The first argument of foldr is a combining function, which takes an accumulator value and a scalar value from the input list, and returns an updated accumulator value. The second argument is just an initial value for the accumulator.

So we can write a single-traversal list average like this:

listAverage :: [Double] -> Double
listAverage xs  =  sum1 / count1
  where
    cbf x (sum0, count0) = (sum0+x, count0+1)  --  combining function
    (sum1, count1) = foldr cbf (0,0) xs

This works fine:

 λ> 
 λ> :type listAverage
 listAverage :: [Double] -> Double
 λ> 
 λ> listAverage [1,2,3,4,5]
 3.0
 λ> 

Now, can we adapt this approach to trees ?

Tree traversal

So we need to somehow get a version of foldr for our trees.

We can write it manually, working our way thru the structure from right to left:

treeFoldr  ::  (v -> r -> r) -> r -> Ttree v -> r
treeFoldr cbf r0  Nil  =  r0
treeFoldr cbf r0  (Node3 v left mid right)  =
    let  rr = treeFoldr cbf  r0  right
         rm = treeFoldr cbf  rr  mid
         rl = treeFoldr cbf  rm  left
    in
         cbf v rl

Note that it is critical here to be able to specify the initial accumulator value.

So we now have a tree traversal mechanism that is fully general purpose and detached from any numeric concerns.

For example, we can use it to flatten any sort of (possibly non-numeric) tree:

toListFromTree:: Ttree v -> [v]
toListFromTree tr  =  let  cbf = \v vs -> v:vs
                      in   treeFoldr cbf [] tr

This can be further simplified:

toListFromTree tr  =  treeFoldr (:) [] tr

Testing:

 λ> 
 λ> treeFoldr (:) [] tr1
 [2.0,10.0,4.0,5.0,6.0,7.0,15.0]
 λ> 

At that point, we can define the Foldable instance for trees:

instance Foldable Ttree  where  foldr = treeFoldr

and the pretty short code of the list averager above can now be used unmodified to average trees, essentially by adapting its type signature.

treeAverage :: Ttree Double -> Double
treeAverage tr  =  sum1 / count1
  where
    cbf x (sum0, count0) = (sum0+x, count0+1)  --  combining function
    (sum1, count1) = foldr cbf (0,0) tr

Now, we can do something easier.

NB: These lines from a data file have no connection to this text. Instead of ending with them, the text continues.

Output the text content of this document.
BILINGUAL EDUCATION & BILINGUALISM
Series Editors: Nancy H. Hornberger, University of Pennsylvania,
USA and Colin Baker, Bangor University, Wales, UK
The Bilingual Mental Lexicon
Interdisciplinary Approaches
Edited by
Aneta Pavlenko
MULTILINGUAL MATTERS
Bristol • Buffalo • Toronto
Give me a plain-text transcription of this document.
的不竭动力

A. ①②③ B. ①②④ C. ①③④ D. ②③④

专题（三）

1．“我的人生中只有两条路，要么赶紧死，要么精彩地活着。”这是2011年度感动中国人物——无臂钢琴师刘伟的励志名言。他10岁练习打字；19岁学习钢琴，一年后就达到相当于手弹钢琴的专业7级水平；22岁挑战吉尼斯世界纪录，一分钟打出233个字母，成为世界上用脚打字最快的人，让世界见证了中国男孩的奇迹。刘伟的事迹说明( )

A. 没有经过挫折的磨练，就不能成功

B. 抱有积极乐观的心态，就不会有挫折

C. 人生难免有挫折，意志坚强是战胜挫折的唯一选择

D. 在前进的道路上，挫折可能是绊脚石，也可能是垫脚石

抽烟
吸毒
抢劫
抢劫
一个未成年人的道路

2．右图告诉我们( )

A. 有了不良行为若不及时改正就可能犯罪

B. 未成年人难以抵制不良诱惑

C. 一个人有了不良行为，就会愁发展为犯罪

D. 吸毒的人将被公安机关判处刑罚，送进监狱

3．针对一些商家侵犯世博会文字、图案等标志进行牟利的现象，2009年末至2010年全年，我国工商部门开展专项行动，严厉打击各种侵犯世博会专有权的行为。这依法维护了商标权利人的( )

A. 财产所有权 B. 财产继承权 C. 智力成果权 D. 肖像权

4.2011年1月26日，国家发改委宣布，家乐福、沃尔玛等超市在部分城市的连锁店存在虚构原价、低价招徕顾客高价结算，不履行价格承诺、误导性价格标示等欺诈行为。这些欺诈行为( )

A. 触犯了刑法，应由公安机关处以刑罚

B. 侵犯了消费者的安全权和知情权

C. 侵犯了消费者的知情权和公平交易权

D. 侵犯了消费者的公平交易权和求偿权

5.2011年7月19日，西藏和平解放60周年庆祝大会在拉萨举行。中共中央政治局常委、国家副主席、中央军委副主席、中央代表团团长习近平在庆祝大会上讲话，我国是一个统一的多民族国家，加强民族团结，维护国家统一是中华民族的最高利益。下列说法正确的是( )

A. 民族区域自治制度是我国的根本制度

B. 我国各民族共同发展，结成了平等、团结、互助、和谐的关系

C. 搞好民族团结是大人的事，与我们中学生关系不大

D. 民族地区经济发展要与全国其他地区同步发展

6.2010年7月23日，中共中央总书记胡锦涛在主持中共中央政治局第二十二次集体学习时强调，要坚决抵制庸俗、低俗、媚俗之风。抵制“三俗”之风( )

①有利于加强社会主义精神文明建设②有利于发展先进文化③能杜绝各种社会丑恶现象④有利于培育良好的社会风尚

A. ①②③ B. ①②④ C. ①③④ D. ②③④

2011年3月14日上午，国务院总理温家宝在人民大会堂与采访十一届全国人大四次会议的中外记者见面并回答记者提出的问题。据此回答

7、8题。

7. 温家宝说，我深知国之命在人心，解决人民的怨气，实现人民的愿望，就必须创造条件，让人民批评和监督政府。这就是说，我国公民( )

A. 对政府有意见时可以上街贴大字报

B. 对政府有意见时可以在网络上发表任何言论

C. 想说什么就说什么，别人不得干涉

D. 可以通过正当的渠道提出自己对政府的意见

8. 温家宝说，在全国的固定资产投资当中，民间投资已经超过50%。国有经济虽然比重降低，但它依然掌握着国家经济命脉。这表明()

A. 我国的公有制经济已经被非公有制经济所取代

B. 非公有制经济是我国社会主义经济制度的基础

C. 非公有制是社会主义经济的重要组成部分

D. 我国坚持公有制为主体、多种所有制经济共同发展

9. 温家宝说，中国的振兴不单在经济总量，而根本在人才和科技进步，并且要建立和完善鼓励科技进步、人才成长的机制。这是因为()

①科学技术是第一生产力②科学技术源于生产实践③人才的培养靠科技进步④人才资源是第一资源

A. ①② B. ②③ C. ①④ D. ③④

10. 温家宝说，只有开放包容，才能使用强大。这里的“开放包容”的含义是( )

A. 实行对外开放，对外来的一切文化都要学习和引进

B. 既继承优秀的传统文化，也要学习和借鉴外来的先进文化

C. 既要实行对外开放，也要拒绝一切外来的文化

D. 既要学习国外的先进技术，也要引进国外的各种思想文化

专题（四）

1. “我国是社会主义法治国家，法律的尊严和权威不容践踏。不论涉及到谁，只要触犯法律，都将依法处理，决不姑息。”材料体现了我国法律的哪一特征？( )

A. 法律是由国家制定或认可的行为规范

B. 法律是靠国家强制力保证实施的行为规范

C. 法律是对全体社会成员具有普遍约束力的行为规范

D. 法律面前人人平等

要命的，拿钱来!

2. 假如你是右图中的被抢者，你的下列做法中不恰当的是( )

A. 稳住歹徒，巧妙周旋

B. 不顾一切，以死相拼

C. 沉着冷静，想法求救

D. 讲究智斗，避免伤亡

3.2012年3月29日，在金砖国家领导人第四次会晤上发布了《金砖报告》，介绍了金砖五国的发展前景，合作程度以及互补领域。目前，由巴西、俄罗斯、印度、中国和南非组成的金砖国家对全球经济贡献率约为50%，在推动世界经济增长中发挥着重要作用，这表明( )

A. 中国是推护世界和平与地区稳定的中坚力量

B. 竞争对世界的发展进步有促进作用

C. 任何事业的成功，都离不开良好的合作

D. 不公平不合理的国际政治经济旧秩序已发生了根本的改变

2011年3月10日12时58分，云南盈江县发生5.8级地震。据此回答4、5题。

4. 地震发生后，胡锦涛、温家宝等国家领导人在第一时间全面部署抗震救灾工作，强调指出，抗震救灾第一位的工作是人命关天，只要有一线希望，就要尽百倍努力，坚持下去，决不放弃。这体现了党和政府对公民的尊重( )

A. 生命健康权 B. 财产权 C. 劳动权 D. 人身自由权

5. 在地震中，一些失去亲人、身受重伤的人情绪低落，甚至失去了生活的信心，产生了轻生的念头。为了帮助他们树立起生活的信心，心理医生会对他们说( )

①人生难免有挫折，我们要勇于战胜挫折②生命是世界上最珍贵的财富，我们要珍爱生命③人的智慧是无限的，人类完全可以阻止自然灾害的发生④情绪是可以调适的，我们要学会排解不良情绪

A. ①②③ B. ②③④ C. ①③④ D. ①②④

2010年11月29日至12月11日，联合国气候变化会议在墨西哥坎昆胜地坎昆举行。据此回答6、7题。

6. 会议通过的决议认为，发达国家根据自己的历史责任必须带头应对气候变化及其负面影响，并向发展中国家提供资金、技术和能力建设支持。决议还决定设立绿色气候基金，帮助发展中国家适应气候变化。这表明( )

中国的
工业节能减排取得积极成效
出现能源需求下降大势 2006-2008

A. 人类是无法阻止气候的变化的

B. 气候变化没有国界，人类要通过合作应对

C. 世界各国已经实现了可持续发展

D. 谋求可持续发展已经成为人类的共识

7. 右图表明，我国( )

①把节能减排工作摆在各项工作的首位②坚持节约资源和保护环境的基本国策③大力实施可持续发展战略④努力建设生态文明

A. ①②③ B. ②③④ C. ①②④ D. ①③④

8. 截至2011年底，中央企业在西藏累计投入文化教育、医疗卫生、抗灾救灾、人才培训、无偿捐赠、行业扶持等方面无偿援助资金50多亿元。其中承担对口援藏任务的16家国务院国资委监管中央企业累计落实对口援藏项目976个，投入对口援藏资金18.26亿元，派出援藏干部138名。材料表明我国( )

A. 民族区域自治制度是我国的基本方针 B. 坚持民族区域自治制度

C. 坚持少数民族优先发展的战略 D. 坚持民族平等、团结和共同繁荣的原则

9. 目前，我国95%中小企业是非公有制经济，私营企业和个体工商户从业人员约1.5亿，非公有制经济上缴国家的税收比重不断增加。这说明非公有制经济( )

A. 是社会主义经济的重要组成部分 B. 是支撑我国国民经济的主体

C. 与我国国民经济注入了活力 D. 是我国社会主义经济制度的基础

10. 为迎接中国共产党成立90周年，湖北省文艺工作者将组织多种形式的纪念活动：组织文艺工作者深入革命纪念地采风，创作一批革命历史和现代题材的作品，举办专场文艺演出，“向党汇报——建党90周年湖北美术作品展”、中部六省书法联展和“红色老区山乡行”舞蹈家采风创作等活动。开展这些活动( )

The GHC compiler happens to provide an extension, DeriveFoldable, that allows us to ask the compiler to write treeFoldr automagically. This leads directly to our:

Shortest solution:

{-#  LANGUAGE  DeriveFoldable    #-}

-- define a tree structure:
data Ttree t  =  Nil  |  Node3 t  (Ttree t)  (Ttree t)  (Ttree t)
                  deriving  (Eq, Show, Foldable)

treeAverage :: Ttree Double -> Double
treeAverage tr = sum1 / count1
    where
        cbf x (s,c)    =  (s+x,c+1)
        (sum1, count1) =  foldr cbf (0,0) tr

And I think most Haskell programmers would agree that this counts as a single function :-)

Note that it is also possible to provide Functor instances, hence an fmap function, using the DeriveFunctor GHC extension.